診療報酬の要件変更など提案

 

 

 日本ジェネリック医薬品学会は6月28日、ジェネリック医薬品(後発品)使用促進政策の提案(案)を発表しました。提案では、22年度の診療報酬・調剤報酬改定における促進策、モデル事業の実施などがあげられました。漆畑稔理事(日本保険薬局協会専務理事)は「厚労省、3師会、病院団体などの関係者と検討会を設け、たたき台をまとめる」と展望を示しました。

 政府は、24年度までに後発品のシェア(数量ベース)を30%まで拡大する目標を立てています。同学会は現状で目標との乖離は大きく、状況の改善は容易ではないと指摘しました。

 22年度診療報酬改定では、医師の処方料、処方せん料で後発品処方実績の評価、DPCの新しい機能評価係数に後発品使用率に応じた係数の導入を求めました。

 調剤報酬改定では、基準調剤加算の施設要件のひとつの「備蓄医薬品500品目以上」を、「後発品備蓄200品目以上」のように後発品の備蓄数に変更し、薬局における先発品から後発品への変更の評価を要望しました。

 20年度改定で新設された処方せんの「変更不可」欄を廃止し、原則的に後発品への変更を可能として、変更不可の場合は医師が個別医薬品ごとにチェックをする方式をあげました。武藤正樹代表理事(国際医療福祉大学大学院教授)は「個別医薬品ごとのチェックが世界標準」と説明しました。
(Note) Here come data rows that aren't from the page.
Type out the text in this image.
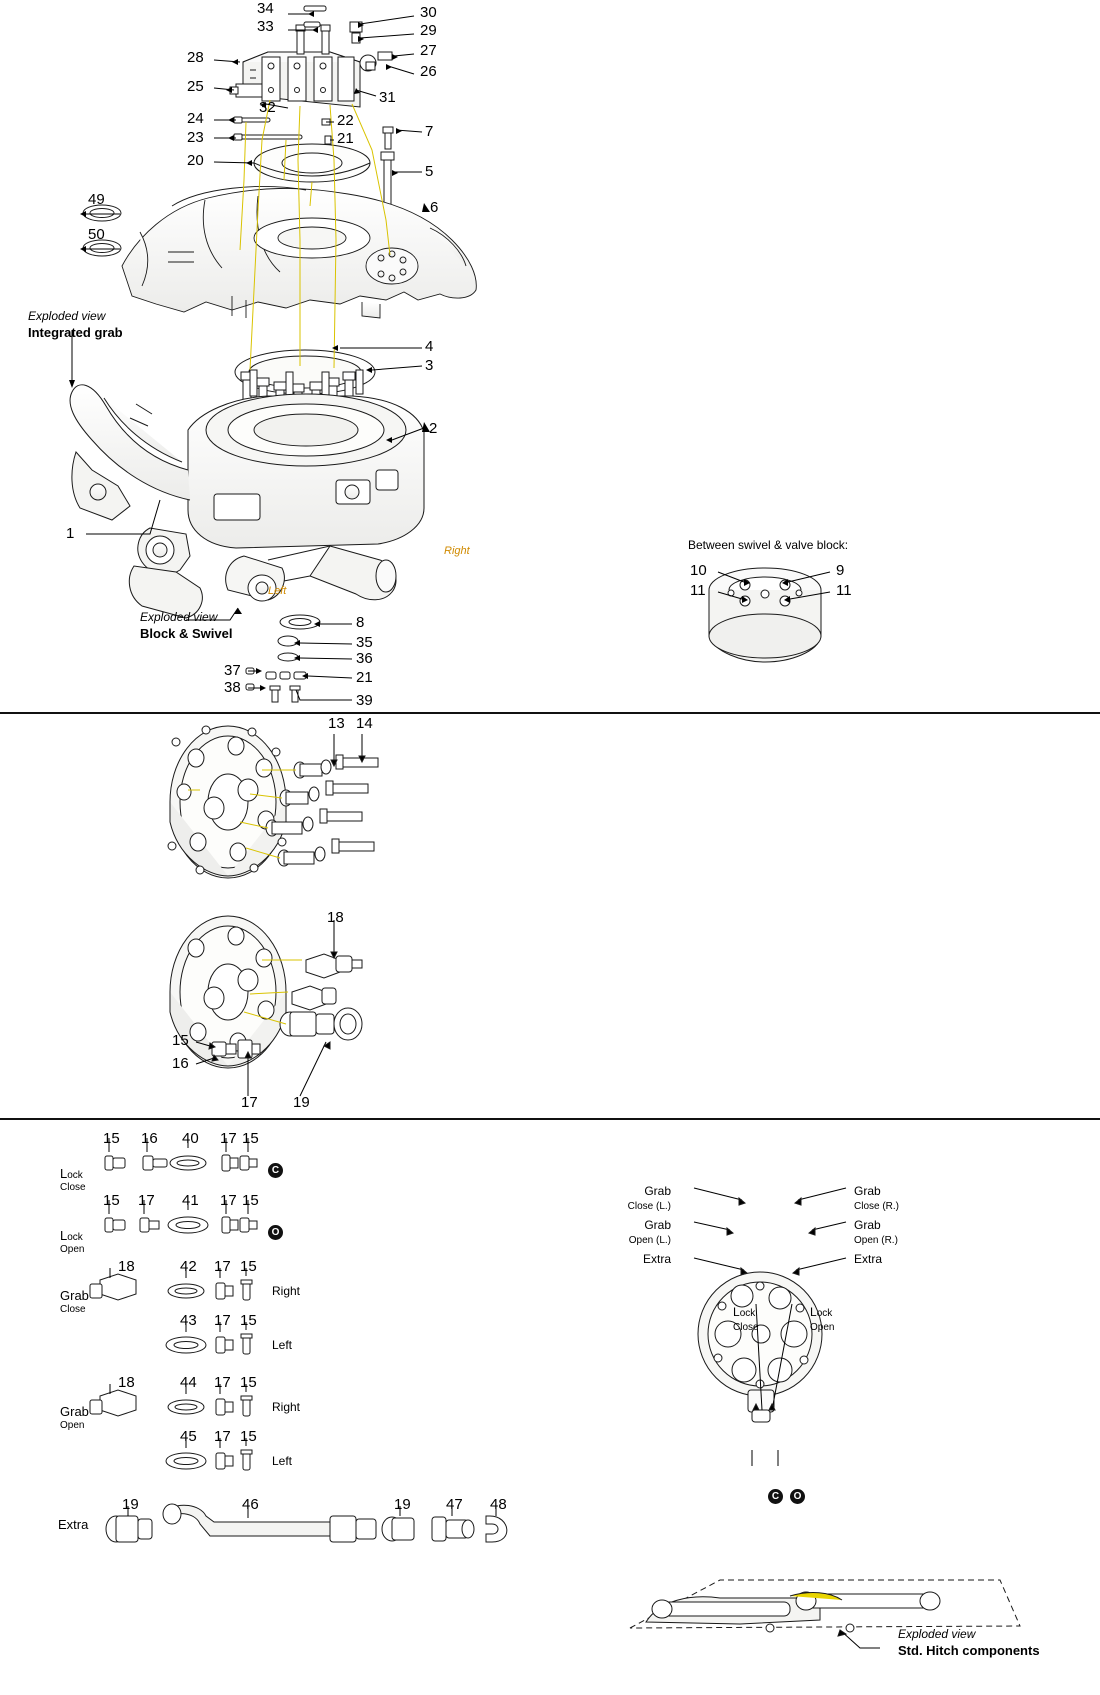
34
33
30
29
27
26
28
25
31
32
24
23
20
22
21	7
5
6
49
50
4
3
2
1
8
35
36
37
38
21
39
Exploded view
Integrated grab
Exploded view
Block & Swivel
Right
Left
Between swivel & valve block:
10	9
11	11
13 14
18
15
16
17 19
15 16 40 17 15
Lock
Close
C
15 17 41 17 15
Lock
Open
O
18	42 17 15
Right
Grab
Close
43 17 15
Left
18	44 17 15
Right
Grab
Open
45 17 15
Left
19	46	19 47 48
Extra
Grab
Close (L.)
Grab
Close (R.)
Grab
Open (L.)
Grab
Open (R.)
Extra	Extra
Lock
Close
Lock
Open
C	O
Exploded view
Std. Hitch components
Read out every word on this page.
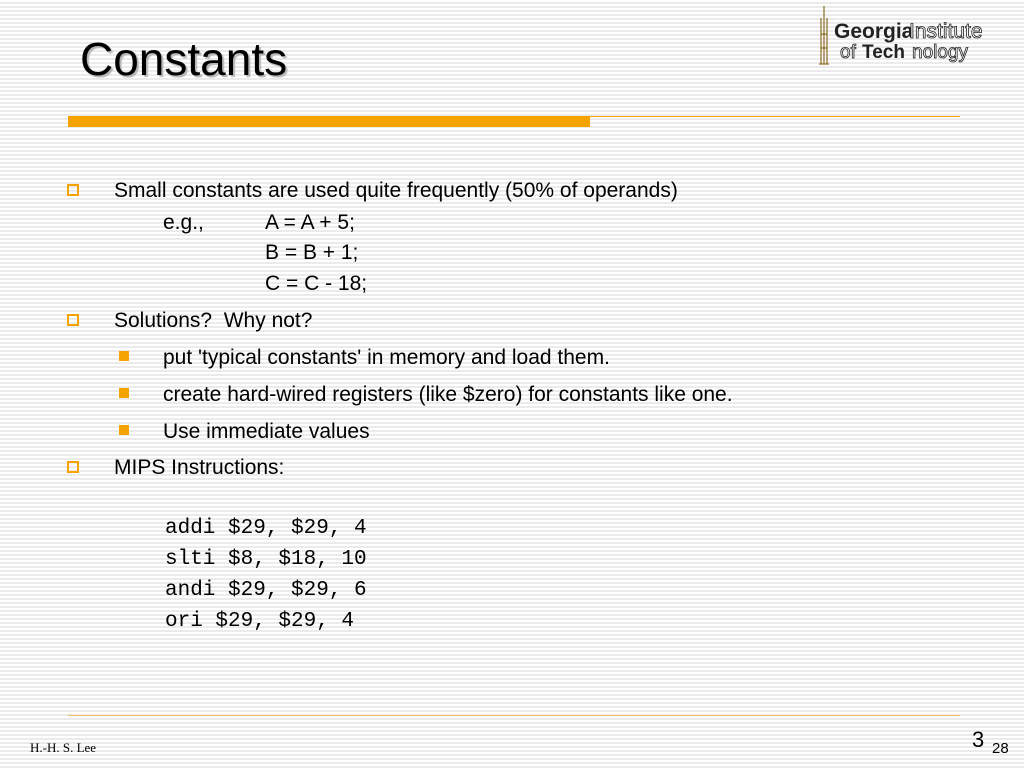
Constants
Georgia
Institute
of Tech nology
Small constants are used quite frequently (50% of operands)
e.g.,	A = A + 5;
B = B + 1;
C = C - 18;
Solutions?  Why not?
put 'typical constants' in memory and load them.
create hard-wired registers (like $zero) for constants like one.
Use immediate values
MIPS Instructions:
addi $29, $29, 4
slti $8, $18, 10
andi $29, $29, 6
ori $29, $29, 4
H.-H. S. Lee	3 28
 一部の医療機関で処方せんに印刷しているような、組織的・機械的な「変更不可」を禁止します。漆畑理事は「機械的で医学的根拠がない」と指摘しました。

 使用促進のモデル事業も提唱しました。後発品の新しい形での流通を図り、地域で後発品の推奨リストを作成するほか、病院と薬局の薬剤師の連携で促進環境を整備し、病院ごとのモデル事業も実施します。